Produire des valeurs scolaires dans toutes les classes ? : flux et fictions dans l'enseignement et les établissements

par Maxime Jouvenceau

Projet de thèse en Sociologie


Sous la direction de François Vatin.


  • Résumé

    Cette thèse a pour objectif d’analyser les mécanismes qui organisent les flux des élèves et des étudiants dans le système scolaire français. La différenciation des carrières des élèves se fait essentiellement au lycée et a des conséquences en termes d’inégalités des apprentissages et d’orientation ultérieure dans l’enseignement supérieur. Les différences relatives aux apprentissages sont une des raisons de l’affaiblissement du contrat didactique entre les enseignants et les élèves. Les élèves qui fréquentent les segments les moins valorisés de l’enseignement secondaire sont conscients de leur situation de relégation et ont de faibles espérances scolaires. Ceux des meilleures séries de baccalauréat ont de fortes espérances car ils acquièrent des « valeurs scolaires » reconnues dans l’enseignement supérieur ou sur le marché du travail. L'existence d'un baccalauréat à statut unique, mais de fait organisé en séries différenciées permet une mobilité scolaire à la marge tout en produisant une insidieuse fiction d’égalité. En conséquence, la capacité de formation de l’organisation scolaire et son efficacité en termes d'apprentissage sont réduites.

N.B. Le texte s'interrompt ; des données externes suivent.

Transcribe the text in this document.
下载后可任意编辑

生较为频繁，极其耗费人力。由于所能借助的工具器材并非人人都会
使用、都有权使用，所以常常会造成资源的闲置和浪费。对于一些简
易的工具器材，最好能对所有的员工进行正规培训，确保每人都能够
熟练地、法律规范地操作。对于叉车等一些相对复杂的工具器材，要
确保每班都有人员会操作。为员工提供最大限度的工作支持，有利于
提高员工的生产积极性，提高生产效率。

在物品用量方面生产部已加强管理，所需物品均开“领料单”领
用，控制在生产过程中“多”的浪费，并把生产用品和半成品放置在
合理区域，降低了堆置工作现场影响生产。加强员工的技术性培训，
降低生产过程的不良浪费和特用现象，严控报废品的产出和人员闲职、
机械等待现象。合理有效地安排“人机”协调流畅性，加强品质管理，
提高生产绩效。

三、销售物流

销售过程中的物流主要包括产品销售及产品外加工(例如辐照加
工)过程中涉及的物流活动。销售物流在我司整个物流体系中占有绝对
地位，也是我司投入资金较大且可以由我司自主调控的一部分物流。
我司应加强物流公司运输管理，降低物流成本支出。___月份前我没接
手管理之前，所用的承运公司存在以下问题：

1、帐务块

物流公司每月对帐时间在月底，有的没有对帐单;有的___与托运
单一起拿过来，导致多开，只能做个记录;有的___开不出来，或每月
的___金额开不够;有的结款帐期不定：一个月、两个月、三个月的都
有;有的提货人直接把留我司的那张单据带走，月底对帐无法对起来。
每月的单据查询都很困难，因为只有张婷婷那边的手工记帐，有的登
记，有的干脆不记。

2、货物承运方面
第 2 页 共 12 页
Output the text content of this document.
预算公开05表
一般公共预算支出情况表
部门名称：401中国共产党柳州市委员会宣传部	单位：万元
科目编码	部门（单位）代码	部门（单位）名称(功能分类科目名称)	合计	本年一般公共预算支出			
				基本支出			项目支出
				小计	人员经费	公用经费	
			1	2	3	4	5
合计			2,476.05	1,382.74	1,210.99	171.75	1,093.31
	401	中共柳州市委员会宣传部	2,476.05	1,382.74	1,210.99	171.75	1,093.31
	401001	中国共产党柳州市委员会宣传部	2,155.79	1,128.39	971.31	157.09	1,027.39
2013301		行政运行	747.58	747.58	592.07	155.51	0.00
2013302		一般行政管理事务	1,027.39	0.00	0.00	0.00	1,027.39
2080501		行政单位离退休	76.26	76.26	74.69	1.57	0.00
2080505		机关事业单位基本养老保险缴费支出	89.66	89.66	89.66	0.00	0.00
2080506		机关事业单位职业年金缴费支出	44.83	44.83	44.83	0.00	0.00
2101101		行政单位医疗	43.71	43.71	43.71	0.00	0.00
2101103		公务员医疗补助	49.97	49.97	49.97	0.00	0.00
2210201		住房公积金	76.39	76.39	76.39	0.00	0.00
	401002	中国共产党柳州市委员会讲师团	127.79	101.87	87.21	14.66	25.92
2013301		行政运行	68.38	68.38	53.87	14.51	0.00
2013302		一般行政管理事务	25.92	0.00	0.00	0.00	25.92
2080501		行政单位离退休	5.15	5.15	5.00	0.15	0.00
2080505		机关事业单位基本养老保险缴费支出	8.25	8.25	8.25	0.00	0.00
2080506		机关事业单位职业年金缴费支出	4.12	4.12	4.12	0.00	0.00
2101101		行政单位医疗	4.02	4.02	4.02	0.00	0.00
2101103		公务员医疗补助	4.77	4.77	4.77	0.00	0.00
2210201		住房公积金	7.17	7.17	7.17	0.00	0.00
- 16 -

La focalisation sur l'unique question de l'inégalité scolaire apparaît in fine comme un obstacle à la bonne compréhension de ce qui se joue dans l'institution scolaire et à l'identification des mécanismes qui pourraient, ne serait-ce qu'à la marge, améliorer son fonctionnement pour tous. L'enjeu serait d'étudier les possibilités d'optimisation d'apprentissage de l'ensemble des élèves, quelles que soient leurs origines sociales et leurs parcours scolaires, soit de chercher à maximiser la production de « valeurs scolaires » pour tous.

  • Titre traduit

    Produce educational values in all class(es) ? : fluxes and fictions in educational institutions


  • Résumé

    The object of this thesis is to analyse the mechanisms governing the fluxes of pupils and students in the French education system from ethnographical and statistical angles. Differentiation of the pupils' careers takes place essentially in high school, the second cycle of secondary education. This differentiation has consequences in terms of inequalities of learning and thereby of the subsequent paths followed in higher education. The differences as regards academic learning are one of the reasons why the educational contract between teachers and pupils is losing impetus. Pupils engaged in the least valued sectors of secondary education are aware of their second-best status and consequently do not place great expectations in their academic future. Pupils following the "best" streams of the baccalauréat can entertain high hopes as they acquire an "academic ranking" which is acknowledged in higher education or on the job market. The organisation of the baccalauréat streams allows a marginal academic mobility but an insidious fiction of equality blankets the mechanisms governing the fluxes. This fiction results in the pupils believing less not only in the educational institution but also in their cursus. Analysis of the mechanisms involved in the educational system should question their "usefulness" and their "efficiency" rather than their strictly equalitarian functioning. This analysis standpoint enables the possibilities of maximisation of the pupils' acquisition of knowledge and, more broadly speaking, of their "academic values" to be envisaged, whatever their academic class or social background.